Cuando terminó de cantar
Here Comes the Sun,
Reiko le devolvió la guitarra a la chica y le pidió que sintonizara de nuevo la radio. A Naoko y a mí nos dijo que diéramos un paseo.

—Yo me quedaré aquí escuchando la radio y charlando con ella. Conque volváis dentro de una hora, antes de las tres, ya está bien.

—¿No está prohibido que estemos solos? —pregunté.

—Lo está, pero hagamos la vista gorda. No me gusta hacer de carabina y me apetece descansar un rato. Yo solita. Además, has venido hasta aquí desde muy lejos, tendrás un montón de cosas que contarle. —Reiko se llevó otro cigarrillo a los labios.

—Vámonos —me susurró Naoko levantándose.

Me puse en pie y la seguí. El perro se desperezó y fue tras nosotros, pero pronto desistió y volvió al porche. Andamos por un camino llano que corría a lo largo de la empalizada. De vez en cuando, Naoko me tomaba de la mano o entrelazaba su brazo con el mío.

—Igual que en el pasado —comentó.

—Que en el pasado no. Fue en la primavera de este mismo año. —Me reí—. Hacíamos esto hasta esta misma primavera. Si fuera el pasado, diez años atrás corresponderían a la historia antigua.

—Pues parece historia antigua. Perdona por lo de ayer. Me puse nerviosa, no sé por qué. Y tú que habías venido a verme… Me sabe mal.

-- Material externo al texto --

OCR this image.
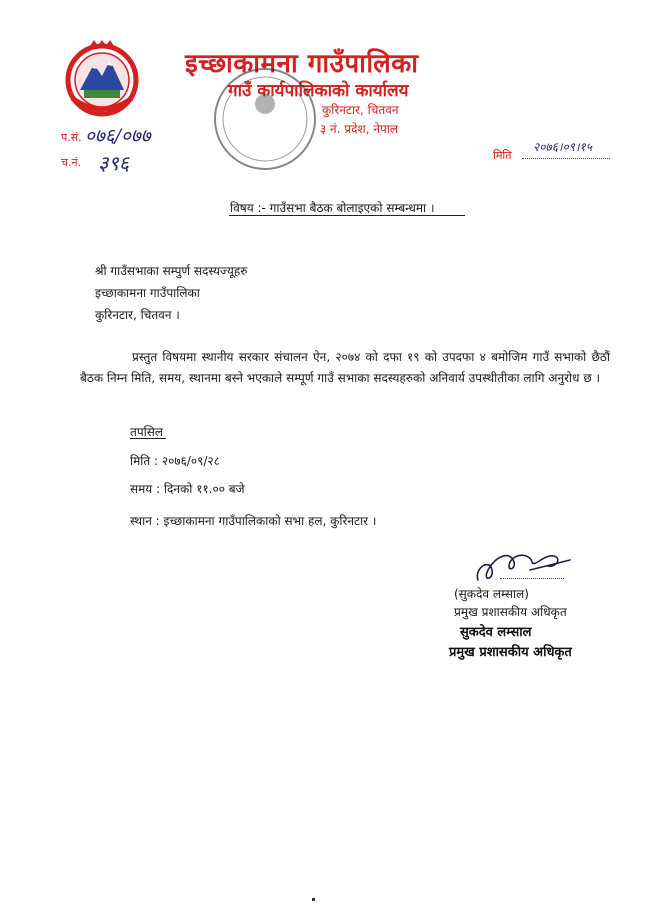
इच्छाकामना गाउँपालिका
गाउँ कार्यपालिकाको कार्यालय
कुरिनटार, चितवन
३ नं. प्रदेश, नेपाल
प.सं. ०७६/०७७
च.नं. ३९६	मिति
२०७६।०९।१५
विषय :- गाउँसभा बैठक बोलाइएको सम्बन्धमा ।
श्री गाउँसभाका सम्पुर्ण सदस्यज्यूहरु
इच्छाकामना गाउँपालिका
कुरिनटार, चितवन ।
प्रस्तुत विषयमा स्थानीय सरकार संचालन ऐन, २०७४ को दफा १९ को उपदफा ४ बमोजिम गाउँ सभाको छैठौं बैठक निम्न मिति, समय, स्थानमा बस्ने भएकाले सम्पूर्ण गाउँ सभाका सदस्यहरुको अनिवार्य उपस्थीतीका लागि अनुरोध छ ।
तपसिल
मिति : २०७६/०९/२८
समय : दिनको ११.०० बजे
स्थान : इच्छाकामना गाउँपालिकाको सभा हल, कुरिनटार ।
(सुकदेव लम्साल)
प्रमुख प्रशासकीय अधिकृत
सुकदेव लम्साल
प्रमुख प्रशासकीय अधिकृत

—No importa. Tal vez deberíamos exteriorizar más nuestras emociones. Si quieres, puedes mostrármelas. Así nos conoceremos mejor.

—Si llegas a entenderme, ¿qué sucederá entonces?

—Eso no lo tienes muy claro, ¿verdad? No se trata de lo que pueda suceder. En este mundo hay a quien le gusta saber los horarios de los medios de transporte y se pasa el día comprobándolos. También hay quien hace barcos de un metro de largo encolando palillos. Por lo tanto, no es tan raro que haya por lo menos una persona que quiera entenderte, ¿no te parece?

—¿Como una especie de pasatiempo? —dijo Naoko divertida.